Thursday, April 10, 2014

Balance vs Randomization

Australian soldiers playing the two-coin toss game "two up".
Two up requires balance prior to randomization.
According to a 2010 report by the National Research Council (National Academies), the "primary benefit from randomizing clinical trial participants into treatment and control groups comes from balancing the distributions of known and unknown characteristics among these groups prior to study treatments."

It is a simple matter to see that this is not true and that randomization does not imply balancing.

Remember back to gym class and those times where the teams were chosen at random and how mad you got because Bobby and Sue were on the other team and you only got Steve and how unfair that was (and there is no way Jesse was as good as Sue).  Or the time where the gym teacher made an effort to balance the two teams by carefully pairing people of equal ability and assigning them to different teams.

Random assignment does not imply balancing and balancing implies non-random assignment.

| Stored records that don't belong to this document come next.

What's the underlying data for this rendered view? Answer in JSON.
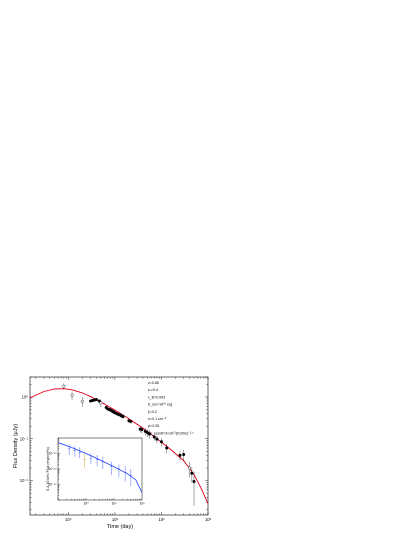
{
  "chart_data": [
    {
      "type": "scatter",
      "xlabel": "Time (day)",
      "ylabel": "Flux Density (μJy)",
      "x_scale": "log",
      "y_scale": "log",
      "xlim": [
        0.15,
        1000
      ],
      "ylim": [
        0.0015,
        3
      ],
      "x_ticks": [
        {
          "v": 1,
          "label": "10⁰"
        },
        {
          "v": 10,
          "label": "10¹"
        },
        {
          "v": 100,
          "label": "10²"
        },
        {
          "v": 1000,
          "label": "10³"
        }
      ],
      "y_ticks": [
        {
          "v": 0.01,
          "label": "10⁻²"
        },
        {
          "v": 0.1,
          "label": "10⁻¹"
        },
        {
          "v": 1,
          "label": "10⁰"
        }
      ],
      "parameters": [
        "z=0.85",
        "εₑ=0.4",
        "ε_B=0.003",
        "E_iso=10⁵⁰ erg",
        "ξ=0.2",
        "n=0.1 cm⁻³",
        "p=2.05",
        "dE_iso/dt=3×10⁵¹(t/100s)⁻²·⁰"
      ],
      "series": [
        {
          "type": "curve",
          "color": "#e0001b",
          "x": [
            0.15,
            0.3,
            0.5,
            0.8,
            1.2,
            2,
            3,
            5,
            8,
            12,
            20,
            40,
            80,
            150,
            300,
            500,
            700,
            1000
          ],
          "y": [
            0.95,
            1.35,
            1.55,
            1.58,
            1.48,
            1.25,
            1.02,
            0.76,
            0.56,
            0.43,
            0.3,
            0.18,
            0.1,
            0.058,
            0.03,
            0.014,
            0.0068,
            0.0028
          ]
        },
        {
          "type": "points",
          "color": "#000000",
          "points": [
            {
              "x": 3.0,
              "y": 0.8,
              "err": 0.06
            },
            {
              "x": 3.3,
              "y": 0.82,
              "err": 0.06
            },
            {
              "x": 3.6,
              "y": 0.84,
              "err": 0.06
            },
            {
              "x": 4.0,
              "y": 0.87,
              "err": 0.06
            },
            {
              "x": 4.6,
              "y": 0.8,
              "err": 0.06
            },
            {
              "x": 6.5,
              "y": 0.56,
              "err": 0.05
            },
            {
              "x": 7.0,
              "y": 0.52,
              "err": 0.05
            },
            {
              "x": 7.5,
              "y": 0.5,
              "err": 0.05
            },
            {
              "x": 8.0,
              "y": 0.49,
              "err": 0.05
            },
            {
              "x": 8.5,
              "y": 0.47,
              "err": 0.05
            },
            {
              "x": 9.0,
              "y": 0.45,
              "err": 0.05
            },
            {
              "x": 9.5,
              "y": 0.44,
              "err": 0.05
            },
            {
              "x": 10,
              "y": 0.42,
              "err": 0.04
            },
            {
              "x": 11,
              "y": 0.4,
              "err": 0.04
            },
            {
              "x": 12,
              "y": 0.38,
              "err": 0.04
            },
            {
              "x": 13,
              "y": 0.37,
              "err": 0.04
            },
            {
              "x": 14,
              "y": 0.35,
              "err": 0.04
            },
            {
              "x": 15,
              "y": 0.34,
              "err": 0.04
            },
            {
              "x": 20,
              "y": 0.27,
              "err": 0.03
            },
            {
              "x": 22,
              "y": 0.26,
              "err": 0.03
            },
            {
              "x": 35,
              "y": 0.17,
              "err": 0.03
            },
            {
              "x": 38,
              "y": 0.165,
              "err": 0.03
            },
            {
              "x": 45,
              "y": 0.15,
              "err": 0.03
            },
            {
              "x": 50,
              "y": 0.14,
              "err": 0.03
            },
            {
              "x": 55,
              "y": 0.13,
              "err": 0.03
            },
            {
              "x": 70,
              "y": 0.11,
              "err": 0.02
            },
            {
              "x": 80,
              "y": 0.098,
              "err": 0.02
            },
            {
              "x": 100,
              "y": 0.085,
              "err": 0.02
            },
            {
              "x": 130,
              "y": 0.06,
              "err": 0.015
            },
            {
              "x": 250,
              "y": 0.04,
              "err": 0.01
            },
            {
              "x": 300,
              "y": 0.042,
              "err": 0.012
            },
            {
              "x": 450,
              "y": 0.015,
              "err": 0.006
            },
            {
              "x": 500,
              "y": 0.0095,
              "err": 0.007
            }
          ]
        },
        {
          "type": "open_points",
          "color": "#000000",
          "points": [
            {
              "x": 0.8,
              "y": 1.8,
              "err": 0.3
            },
            {
              "x": 1.2,
              "y": 1.1,
              "err": 0.25
            },
            {
              "x": 2.0,
              "y": 0.78,
              "err": 0.2
            },
            {
              "x": 5.0,
              "y": 0.72,
              "err": 0.15
            },
            {
              "x": 400,
              "y": 0.02,
              "err": 0.008
            }
          ]
        }
      ]
    },
    {
      "type": "line",
      "ylabel": "0.3-10 keV Flux (erg/cm²/s)",
      "x_scale": "log",
      "y_scale": "log",
      "xlim": [
        0.1,
        100
      ],
      "ylim": [
        1e-15,
        1e-11
      ],
      "x_ticks": [
        {
          "v": 1,
          "label": "10⁰"
        },
        {
          "v": 10,
          "label": "10¹"
        },
        {
          "v": 100,
          "label": "10²"
        }
      ],
      "y_ticks": [
        {
          "v": 1e-14,
          "label": "10⁻¹⁴"
        },
        {
          "v": 1e-13,
          "label": "10⁻¹³"
        },
        {
          "v": 1e-12,
          "label": "10⁻¹²"
        }
      ],
      "series": [
        {
          "type": "curve",
          "color": "#1f3fff",
          "x": [
            0.1,
            0.3,
            1,
            3,
            10,
            30,
            60,
            100
          ],
          "y": [
            5e-12,
            2.5e-12,
            1e-12,
            4e-13,
            1.4e-13,
            5e-14,
            2e-14,
            3e-15
          ]
        },
        {
          "type": "points",
          "color": "#1f3fff",
          "points": [
            {
              "x": 0.25,
              "y": 2e-12,
              "lo": 8e-13,
              "hi": 4e-12
            },
            {
              "x": 0.4,
              "y": 1.5e-12,
              "lo": 6e-13,
              "hi": 3e-12
            },
            {
              "x": 0.6,
              "y": 1.2e-12,
              "lo": 5e-13,
              "hi": 2.5e-12
            },
            {
              "x": 1.5,
              "y": 5e-13,
              "lo": 2e-13,
              "hi": 1e-12
            },
            {
              "x": 2.5,
              "y": 4e-13,
              "lo": 1.5e-13,
              "hi": 8e-13
            },
            {
              "x": 4,
              "y": 3e-13,
              "lo": 1e-13,
              "hi": 6e-13
            },
            {
              "x": 8,
              "y": 1.5e-13,
              "lo": 4e-14,
              "hi": 3e-13
            },
            {
              "x": 15,
              "y": 1e-13,
              "lo": 3e-14,
              "hi": 2e-13
            },
            {
              "x": 25,
              "y": 6e-14,
              "lo": 1.5e-14,
              "hi": 1.5e-13
            },
            {
              "x": 40,
              "y": 4e-14,
              "lo": 8e-15,
              "hi": 1e-13
            }
          ]
        },
        {
          "type": "points",
          "color": "#d08a00",
          "points": [
            {
              "x": 0.9,
              "y": 4e-13,
              "lo": 1.2e-13,
              "hi": 1e-12
            }
          ]
        }
      ]
    }
  ]
}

Of course the authors of the report, who are highly respected statisticians, know this.  The authors are more careful in some other parts of the report - putting "probabilistically" in parenthesis before "balances" in another similar paragraph.  Moreover, when the authors do discuss the technical reason for randomized control trials they cite the arguments by Rubin (discussed in an earlier post).

The problem with perpetuating the myth that balancing is implied by randomization, is that lay people and regulators may look askance at unbalanced studies, mistaking "unbalance" for "non-random".  Worse, we may see reporting bias and publication bias because studies with unbalanced populations or unbalanced treatment arms are held back.  Worse still, we may see (or not see) efforts to "balance" the trial through non-random assignment of patients to treatment arms.